Illustration originale ; auteur inconnu.

En cette seconde partie des eighties, le punk est largement devenu, pour une poignée de personnes tournés vers les sphères hardcore, un mode de vie, lequel se voit largement diversifier à l'aide de musiciens visionnaires au sein de la scène. Diverses expérimentations sont établies, au profit d'une génération désillusionnée, et prête à a affronter le désarroi de la société urbaine dans laquelle ils sont plongés. Un trait domine particulièrement le punk rock dans la seconde moitié des années 80 : l'incorporation d'influences provenant du heavy metal, ce dernier devenant de plus en plus populaire. Ailleurs, il s'adoucit et prend un visage plus personnel avec le bourgeonnement du rock alternatif : Husker Du, Sonic Youth, Black Flag, The Replacements... Pour beaucoup, le punk prend un coup dur à ce moment précis, avec la dissolution de Minutemen et SS Decontrol en 1985, Dead Kennedys et The Clash en 1986, puis The Damned, Black Flag et Discharge en 1987 !
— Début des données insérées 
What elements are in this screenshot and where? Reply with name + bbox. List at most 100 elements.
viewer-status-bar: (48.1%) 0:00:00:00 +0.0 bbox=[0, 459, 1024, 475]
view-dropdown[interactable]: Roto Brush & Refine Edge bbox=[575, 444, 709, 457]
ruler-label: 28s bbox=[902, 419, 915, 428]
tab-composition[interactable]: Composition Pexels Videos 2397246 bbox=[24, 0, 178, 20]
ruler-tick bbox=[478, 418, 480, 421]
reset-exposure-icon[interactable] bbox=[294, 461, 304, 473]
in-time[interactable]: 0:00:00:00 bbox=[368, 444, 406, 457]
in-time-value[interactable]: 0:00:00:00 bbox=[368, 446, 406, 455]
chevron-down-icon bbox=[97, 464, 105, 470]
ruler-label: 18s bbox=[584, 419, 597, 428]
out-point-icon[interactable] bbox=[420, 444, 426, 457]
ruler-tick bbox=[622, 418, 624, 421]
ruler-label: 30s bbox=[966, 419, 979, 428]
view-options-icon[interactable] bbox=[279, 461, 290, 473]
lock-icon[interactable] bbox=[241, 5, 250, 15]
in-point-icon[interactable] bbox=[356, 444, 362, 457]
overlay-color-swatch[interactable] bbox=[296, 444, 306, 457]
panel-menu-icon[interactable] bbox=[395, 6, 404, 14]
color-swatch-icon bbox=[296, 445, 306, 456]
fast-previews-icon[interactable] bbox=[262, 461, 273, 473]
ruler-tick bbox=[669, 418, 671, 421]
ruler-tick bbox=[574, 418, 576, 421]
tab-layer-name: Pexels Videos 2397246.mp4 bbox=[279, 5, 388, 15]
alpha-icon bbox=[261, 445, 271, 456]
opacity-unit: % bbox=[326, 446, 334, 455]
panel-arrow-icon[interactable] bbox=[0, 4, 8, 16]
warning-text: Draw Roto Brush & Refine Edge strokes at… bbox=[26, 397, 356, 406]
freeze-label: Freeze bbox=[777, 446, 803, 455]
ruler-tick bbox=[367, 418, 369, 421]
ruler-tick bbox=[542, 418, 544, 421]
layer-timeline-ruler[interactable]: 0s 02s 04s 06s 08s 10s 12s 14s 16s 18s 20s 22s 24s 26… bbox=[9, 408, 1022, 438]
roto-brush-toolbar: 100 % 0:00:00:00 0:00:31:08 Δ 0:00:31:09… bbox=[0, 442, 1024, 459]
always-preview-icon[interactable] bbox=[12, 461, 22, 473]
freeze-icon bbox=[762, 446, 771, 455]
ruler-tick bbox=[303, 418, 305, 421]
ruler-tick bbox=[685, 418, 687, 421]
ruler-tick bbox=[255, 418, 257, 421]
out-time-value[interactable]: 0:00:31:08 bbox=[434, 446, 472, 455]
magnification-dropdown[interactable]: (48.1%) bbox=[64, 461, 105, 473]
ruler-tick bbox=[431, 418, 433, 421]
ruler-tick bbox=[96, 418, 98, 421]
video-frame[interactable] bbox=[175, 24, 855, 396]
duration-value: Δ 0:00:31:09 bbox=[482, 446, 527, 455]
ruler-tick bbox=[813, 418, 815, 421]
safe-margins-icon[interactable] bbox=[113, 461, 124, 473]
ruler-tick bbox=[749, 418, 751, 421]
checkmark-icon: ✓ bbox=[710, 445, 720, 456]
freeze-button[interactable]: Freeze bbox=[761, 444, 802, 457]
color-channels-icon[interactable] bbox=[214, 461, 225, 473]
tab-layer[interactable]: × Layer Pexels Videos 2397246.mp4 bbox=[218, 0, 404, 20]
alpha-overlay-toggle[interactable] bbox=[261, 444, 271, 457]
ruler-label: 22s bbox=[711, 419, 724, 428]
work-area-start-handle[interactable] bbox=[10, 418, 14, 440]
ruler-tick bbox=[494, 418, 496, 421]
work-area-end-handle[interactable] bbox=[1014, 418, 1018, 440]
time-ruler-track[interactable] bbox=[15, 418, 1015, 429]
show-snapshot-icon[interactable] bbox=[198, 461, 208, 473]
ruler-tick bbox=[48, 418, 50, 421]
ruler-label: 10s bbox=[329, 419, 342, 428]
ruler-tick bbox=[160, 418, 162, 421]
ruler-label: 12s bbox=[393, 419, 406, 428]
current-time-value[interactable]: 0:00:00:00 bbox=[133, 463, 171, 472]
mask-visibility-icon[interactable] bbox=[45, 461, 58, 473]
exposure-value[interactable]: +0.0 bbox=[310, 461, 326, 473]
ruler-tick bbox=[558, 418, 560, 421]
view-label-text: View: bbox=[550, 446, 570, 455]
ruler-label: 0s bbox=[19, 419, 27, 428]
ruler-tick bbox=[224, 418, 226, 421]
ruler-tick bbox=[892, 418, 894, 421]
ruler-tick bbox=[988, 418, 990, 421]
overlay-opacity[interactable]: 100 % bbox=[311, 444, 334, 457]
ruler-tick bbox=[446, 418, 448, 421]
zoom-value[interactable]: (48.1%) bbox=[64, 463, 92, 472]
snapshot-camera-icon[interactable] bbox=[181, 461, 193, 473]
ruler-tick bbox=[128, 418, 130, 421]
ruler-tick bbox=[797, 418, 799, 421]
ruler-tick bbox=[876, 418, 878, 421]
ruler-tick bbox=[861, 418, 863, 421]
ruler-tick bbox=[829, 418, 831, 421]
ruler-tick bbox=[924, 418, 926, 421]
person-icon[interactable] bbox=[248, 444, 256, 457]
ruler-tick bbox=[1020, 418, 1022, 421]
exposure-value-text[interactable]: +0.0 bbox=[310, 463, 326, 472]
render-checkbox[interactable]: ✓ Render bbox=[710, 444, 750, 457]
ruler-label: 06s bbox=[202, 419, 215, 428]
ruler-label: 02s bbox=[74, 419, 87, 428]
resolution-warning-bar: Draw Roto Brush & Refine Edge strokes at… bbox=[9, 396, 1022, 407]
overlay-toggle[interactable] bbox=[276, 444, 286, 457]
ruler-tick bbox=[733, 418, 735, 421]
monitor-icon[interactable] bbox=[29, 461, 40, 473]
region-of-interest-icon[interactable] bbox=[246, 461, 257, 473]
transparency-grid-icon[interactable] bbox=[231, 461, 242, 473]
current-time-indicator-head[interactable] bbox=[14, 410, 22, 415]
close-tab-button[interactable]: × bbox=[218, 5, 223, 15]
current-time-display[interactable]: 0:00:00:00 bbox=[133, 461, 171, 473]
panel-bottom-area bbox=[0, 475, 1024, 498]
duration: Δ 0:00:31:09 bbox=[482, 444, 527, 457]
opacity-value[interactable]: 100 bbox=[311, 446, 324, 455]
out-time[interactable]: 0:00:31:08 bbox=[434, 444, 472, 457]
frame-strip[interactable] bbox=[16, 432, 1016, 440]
Tout droit sorti de la côte-est américaine, TMA (acronyme issu des initiales des prénoms des trois membres originaux : Thomas Emanuele, Mike Demko, puis Al Rosenblum, lesquels retiendront ensuite "Too Many Assholes" pour expliquer la signification au public) prend les armes en 1981 et forge la scène du New Jersey aux côtés de Sacred Denial, d'Adrenalin O.D. suivant le déjà bien amarré... Misfits ! Le groupe concrétise traditionnellement quelques démos avant de s'accaparer une signature chez la structure new-yorkaise Jimboco Records (Nasty Facts, The Nails...). Trois ans après leur formation, nos américains réalisent leur premier album "What's for Dinner", qui est très bien reçu par la critique. Jello Biafra des Dead Kennedys et le culte fanzine "Maximum Rocknroll" en feront vite l'éloge. 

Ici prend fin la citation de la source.